Fig. 5. Overexpression of E83Q aSyn in immortal mammalian cells does not significantly alter cellular properties.

(A) ICC of M17 cells transfected with either WT or E83Q aSyn plasmids for the indicated time. The aSyn inclusions were not detected in these cells (larger fields of view are depicted in fig. S6H). White arrows, puncta-like structures. Scale bars, 10 μM. (B) WB of soluble and insoluble fractions of M17 cells transfected with either WT or E83Q aSyn for the indicated time.

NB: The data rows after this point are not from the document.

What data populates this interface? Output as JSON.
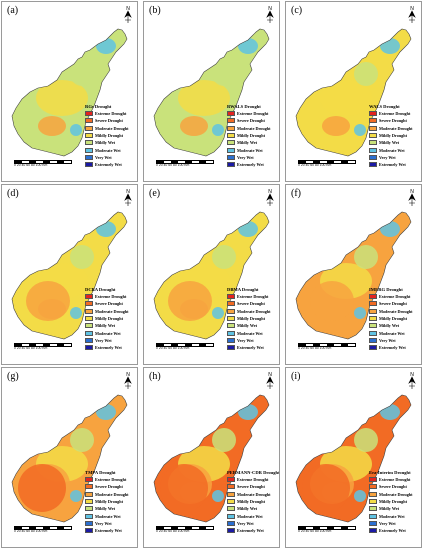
{
  "colors": {
    "extreme_drought": "#e3231f",
    "severe_drought": "#f26b24",
    "moderate_drought": "#f7a33f",
    "mildly_drought": "#f3dc47",
    "mildly_wet": "#c9e27b",
    "moderate_wet": "#5fc3e3",
    "very_wet": "#2b6fd0",
    "extremely_wet": "#1b1aa5"
  },
  "legend_items": [
    {
      "label": "Extreme Drought",
      "color": "#e3231f"
    },
    {
      "label": "Severe Drought",
      "color": "#f26b24"
    },
    {
      "label": "Moderate Drought",
      "color": "#f7a33f"
    },
    {
      "label": "Mildly Drought",
      "color": "#f3dc47"
    },
    {
      "label": "Mildly Wet",
      "color": "#c9e27b"
    },
    {
      "label": "Moderate Wet",
      "color": "#5fc3e3"
    },
    {
      "label": "Very Wet",
      "color": "#2b6fd0"
    },
    {
      "label": "Extremely Wet",
      "color": "#1b1aa5"
    }
  ],
  "panels": [
    {
      "letter": "(a)",
      "title": "RGs Drought",
      "scale": "0  20  40  60  80  100 Km",
      "dominant": "mildly_wet"
    },
    {
      "letter": "(b)",
      "title": "RWALS Drought",
      "scale": "0  20  40  60  80  100 Km",
      "dominant": "mildly_wet"
    },
    {
      "letter": "(c)",
      "title": "WALS Drought",
      "scale": "0  20  40  60  80  100 Km",
      "dominant": "mildly_drought"
    },
    {
      "letter": "(d)",
      "title": "DCBA Drought",
      "scale": "0  20  40  60  80  100 Km",
      "dominant": "mildly_drought"
    },
    {
      "letter": "(e)",
      "title": "DBMA Drought",
      "scale": "0  20  40  60  80  100 Km",
      "dominant": "mildly_drought"
    },
    {
      "letter": "(f)",
      "title": "IMERG Drought",
      "scale": "0  20  40  60  80  100 Km",
      "dominant": "moderate_drought"
    },
    {
      "letter": "(g)",
      "title": "TMPA Drought",
      "scale": "0  20  40  60  80  100 Km",
      "dominant": "moderate_drought"
    },
    {
      "letter": "(h)",
      "title": "PERSIANN-CDR Drought",
      "scale": "0  20  40  60  80  100 Km",
      "dominant": "severe_drought"
    },
    {
      "letter": "(i)",
      "title": "Era-Interim Drought",
      "scale": "0  20  40  60  80  100 Km",
      "dominant": "severe_drought"
    }
  ],
  "north_symbol": "N"
}
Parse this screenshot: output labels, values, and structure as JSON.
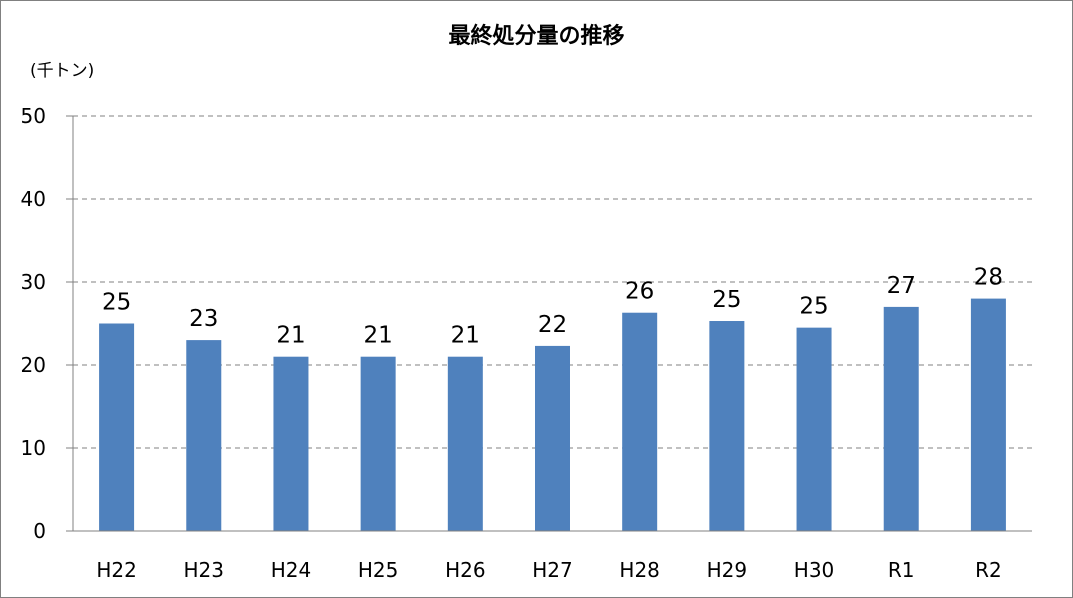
{
  "chart_data": {
    "type": "bar",
    "title": "最終処分量の推移",
    "unit_label": "(千トン)",
    "categories": [
      "H22",
      "H23",
      "H24",
      "H25",
      "H26",
      "H27",
      "H28",
      "H29",
      "H30",
      "R1",
      "R2"
    ],
    "values": [
      25,
      23,
      21,
      21,
      21,
      22.3,
      26.3,
      25.3,
      24.5,
      27,
      28
    ],
    "data_labels": [
      "25",
      "23",
      "21",
      "21",
      "21",
      "22",
      "26",
      "25",
      "25",
      "27",
      "28"
    ],
    "ylim": [
      0,
      50
    ],
    "yticks": [
      0,
      10,
      20,
      30,
      40,
      50
    ],
    "grid": true,
    "gridline_style": "dashed",
    "bar_color": "#4f81bd",
    "legend": "none"
  }
}
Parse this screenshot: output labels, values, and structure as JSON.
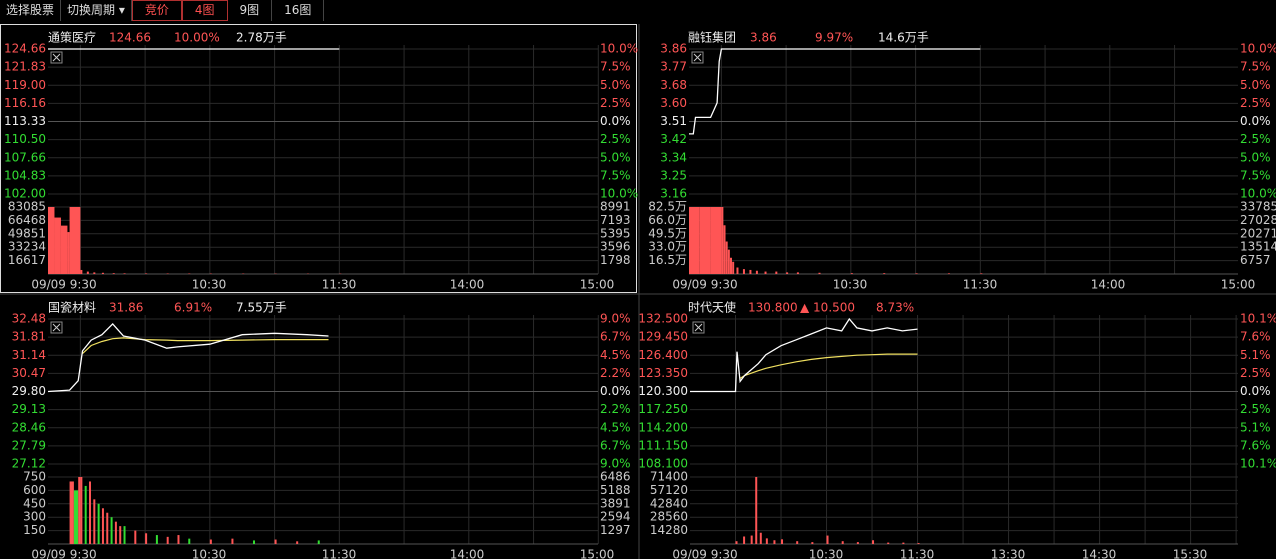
{
  "toolbar": [
    "选择股票",
    "切换周期 ▾",
    "竞价",
    "4图",
    "9图",
    "16图"
  ],
  "panels": [
    {
      "header": [
        "通策医疗",
        "124.66",
        "10.00%",
        "2.78万手"
      ],
      "price_ticks": [
        "124.66",
        "121.83",
        "119.00",
        "116.16",
        "113.33",
        "110.50",
        "107.66",
        "104.83",
        "102.00"
      ],
      "pct_ticks": [
        "10.0%",
        "7.5%",
        "5.0%",
        "2.5%",
        "0.0%",
        "2.5%",
        "5.0%",
        "7.5%",
        "10.0%"
      ],
      "vol_ticks": [
        "83085",
        "66468",
        "49851",
        "33234",
        "16617"
      ],
      "vol_right_ticks": [
        "8991",
        "7193",
        "5395",
        "3596",
        "1798"
      ],
      "time_labels": [
        "09/09 9:30",
        "10:30",
        "11:30",
        "14:00",
        "15:00"
      ],
      "line": {
        "x": [
          "9:15",
          "9:30",
          "10:00",
          "10:30",
          "11:00",
          "11:30"
        ],
        "price": [
          124.66,
          124.66,
          124.66,
          124.66,
          124.66,
          124.66
        ]
      },
      "bars": {
        "x": [
          "9:15",
          "9:18",
          "9:21",
          "9:24",
          "9:25",
          "9:30",
          "9:33",
          "9:36",
          "9:40",
          "9:45",
          "9:50",
          "10:00",
          "10:10",
          "10:20",
          "10:30",
          "10:45",
          "11:00",
          "11:15",
          "11:30"
        ],
        "values": [
          83085,
          70000,
          60000,
          52000,
          83085,
          5000,
          3000,
          2000,
          1500,
          1000,
          800,
          700,
          600,
          600,
          500,
          500,
          400,
          400,
          400
        ]
      }
    },
    {
      "header": [
        "融钰集团",
        "3.86",
        "9.97%",
        "14.6万手"
      ],
      "price_ticks": [
        "3.86",
        "3.77",
        "3.68",
        "3.60",
        "3.51",
        "3.42",
        "3.34",
        "3.25",
        "3.16"
      ],
      "pct_ticks": [
        "10.0%",
        "7.5%",
        "5.0%",
        "2.5%",
        "0.0%",
        "2.5%",
        "5.0%",
        "7.5%",
        "10.0%"
      ],
      "vol_ticks": [
        "82.5万",
        "66.0万",
        "49.5万",
        "33.0万",
        "16.5万"
      ],
      "vol_right_ticks": [
        "33785",
        "27028",
        "20271",
        "13514",
        "6757"
      ],
      "time_labels": [
        "09/09 9:30",
        "10:30",
        "11:30",
        "14:00",
        "15:00"
      ],
      "line": {
        "x": [
          "9:15",
          "9:17",
          "9:18",
          "9:25",
          "9:28",
          "9:29",
          "9:30",
          "10:00",
          "11:00",
          "11:30"
        ],
        "price": [
          3.45,
          3.45,
          3.53,
          3.53,
          3.6,
          3.8,
          3.86,
          3.86,
          3.86,
          3.86
        ]
      },
      "bars": {
        "x": [
          "9:15",
          "9:20",
          "9:25",
          "9:30",
          "9:31",
          "9:32",
          "9:33",
          "9:34",
          "9:35",
          "9:37",
          "9:40",
          "9:43",
          "9:46",
          "9:50",
          "9:55",
          "10:00",
          "10:05",
          "10:15",
          "10:30",
          "10:45",
          "11:00",
          "11:15",
          "11:30"
        ],
        "values": [
          82.5,
          82.5,
          82.5,
          82.5,
          60,
          40,
          30,
          20,
          15,
          8,
          6,
          5,
          4,
          3,
          3,
          2,
          2,
          1.5,
          1,
          1,
          0.8,
          0.8,
          0.8
        ]
      }
    },
    {
      "header": [
        "国瓷材料",
        "31.86",
        "6.91%",
        "7.55万手"
      ],
      "price_ticks": [
        "32.48",
        "31.81",
        "31.14",
        "30.47",
        "29.80",
        "29.13",
        "28.46",
        "27.79",
        "27.12"
      ],
      "pct_ticks": [
        "9.0%",
        "6.7%",
        "4.5%",
        "2.2%",
        "0.0%",
        "2.2%",
        "4.5%",
        "6.7%",
        "9.0%"
      ],
      "vol_ticks": [
        "750",
        "600",
        "450",
        "300",
        "150"
      ],
      "vol_right_ticks": [
        "6486",
        "5188",
        "3891",
        "2594",
        "1297"
      ],
      "time_labels": [
        "09/09 9:30",
        "10:30",
        "11:30",
        "14:00",
        "15:00"
      ],
      "line": {
        "x": [
          "9:15",
          "9:25",
          "9:29",
          "9:31",
          "9:35",
          "9:40",
          "9:45",
          "9:50",
          "10:00",
          "10:10",
          "10:15",
          "10:30",
          "10:45",
          "11:00",
          "11:15",
          "11:25"
        ],
        "price": [
          29.8,
          29.85,
          30.2,
          31.3,
          31.7,
          31.9,
          32.3,
          31.85,
          31.7,
          31.4,
          31.45,
          31.55,
          31.9,
          31.95,
          31.9,
          31.85
        ],
        "avg": [
          null,
          null,
          null,
          31.2,
          31.5,
          31.65,
          31.75,
          31.78,
          31.72,
          31.7,
          31.68,
          31.68,
          31.7,
          31.72,
          31.72,
          31.72
        ]
      },
      "bars": {
        "x": [
          "9:25",
          "9:27",
          "9:29",
          "9:30",
          "9:32",
          "9:34",
          "9:36",
          "9:38",
          "9:40",
          "9:42",
          "9:44",
          "9:46",
          "9:48",
          "9:50",
          "9:55",
          "10:00",
          "10:05",
          "10:10",
          "10:15",
          "10:20",
          "10:30",
          "10:40",
          "10:50",
          "11:00",
          "11:10",
          "11:20"
        ],
        "values": [
          700,
          600,
          750,
          750,
          650,
          700,
          500,
          450,
          400,
          350,
          300,
          250,
          200,
          200,
          150,
          120,
          100,
          80,
          100,
          60,
          50,
          60,
          40,
          50,
          30,
          40
        ]
      }
    },
    {
      "header": [
        "时代天使",
        "130.800",
        "▲ 10.500",
        "8.73%"
      ],
      "price_ticks": [
        "132.500",
        "129.450",
        "126.400",
        "123.350",
        "120.300",
        "117.250",
        "114.200",
        "111.150",
        "108.100"
      ],
      "pct_ticks": [
        "10.1%",
        "7.6%",
        "5.1%",
        "2.5%",
        "0.0%",
        "2.5%",
        "5.1%",
        "7.6%",
        "10.1%"
      ],
      "vol_ticks": [
        "71400",
        "57120",
        "42840",
        "28560",
        "14280"
      ],
      "time_labels": [
        "09/09 9:30",
        "10:30",
        "11:30",
        "13:30",
        "14:30",
        "15:30"
      ],
      "line": {
        "x": [
          "9:00",
          "9:30",
          "9:31",
          "9:33",
          "9:36",
          "9:45",
          "9:50",
          "10:00",
          "10:10",
          "10:20",
          "10:30",
          "10:40",
          "10:45",
          "10:50",
          "11:00",
          "11:10",
          "11:20",
          "11:30"
        ],
        "price": [
          120.3,
          120.3,
          127,
          122,
          123,
          125,
          126.5,
          128,
          129,
          130,
          131,
          130.5,
          132.5,
          131,
          130.5,
          131,
          130.5,
          130.8
        ],
        "avg": [
          null,
          null,
          null,
          122.5,
          123,
          123.8,
          124.2,
          124.8,
          125.3,
          125.7,
          126,
          126.2,
          126.3,
          126.4,
          126.5,
          126.6,
          126.6,
          126.6
        ]
      },
      "bars": {
        "x": [
          "9:30",
          "9:35",
          "9:40",
          "9:43",
          "9:46",
          "9:50",
          "9:55",
          "10:00",
          "10:10",
          "10:20",
          "10:30",
          "10:40",
          "10:50",
          "11:00",
          "11:10",
          "11:20",
          "11:30"
        ],
        "values": [
          3000,
          8000,
          9000,
          71400,
          12000,
          6000,
          4000,
          5000,
          3000,
          2000,
          9000,
          3000,
          2000,
          4000,
          1500,
          1500,
          1000
        ]
      }
    }
  ]
}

Arrows indicate the low concentration of aSyn in the insoluble fractions from E83Q-expressing cells. GAPDH, glyceraldehyde-3-phosphate dehydrogenase. (C) Graph showing the expression levels of total WT and E83Q aSyn from the M17 soluble fractions. (D) Graph showing the pS129 levels in WT and E83Q aSyn expressing M17 soluble fraction. (E) Graph showing the percentage of cells with WT and E83Q aSyn puncta [as indicated in (A) by white arrows] from all three mammalian cell lines. *P < 0.05, **P < 0.05, and ***P < 0.0005 (ANOVA followed by Tukey post hoc test, WT versus E83Q at each time point). (F) WB of the cross-linking [disuccinimidyl glutarate (DSG)] of HeLa cells overexpressing either an EV, WT, or E83Q aSyn. IB, immunoblot. (G) Graph showing the quantification of high–molecular weight (HMW) aSyn bands detected at and above 25 kDa to the top of the gel from (F). N.S., nonsignificant; ***P < 0.0005 [ANOVA followed by Tukey post hoc test, nontreated cells (WT versus E83Q) and treated cells with DSG (WT+ versus E83Q+)] in both cell lines. “+” cells were treated with DSG; “–” cells were treated with dimethyl sulfoxide (DMSO). (H) Graph displaying the aSyn-mediated toxicity measured by quantifying the concentration of lactate dehydrogenase (LDH) released into the HeLa cell culture media at the indicated times. *P < 0.05 [ANOVA followed by Tukey post hoc test (WT versus E83Q)]. (C to E, G, and H) Data represent means ± SD of a minimum of three independent experiments. ##P < 0.005.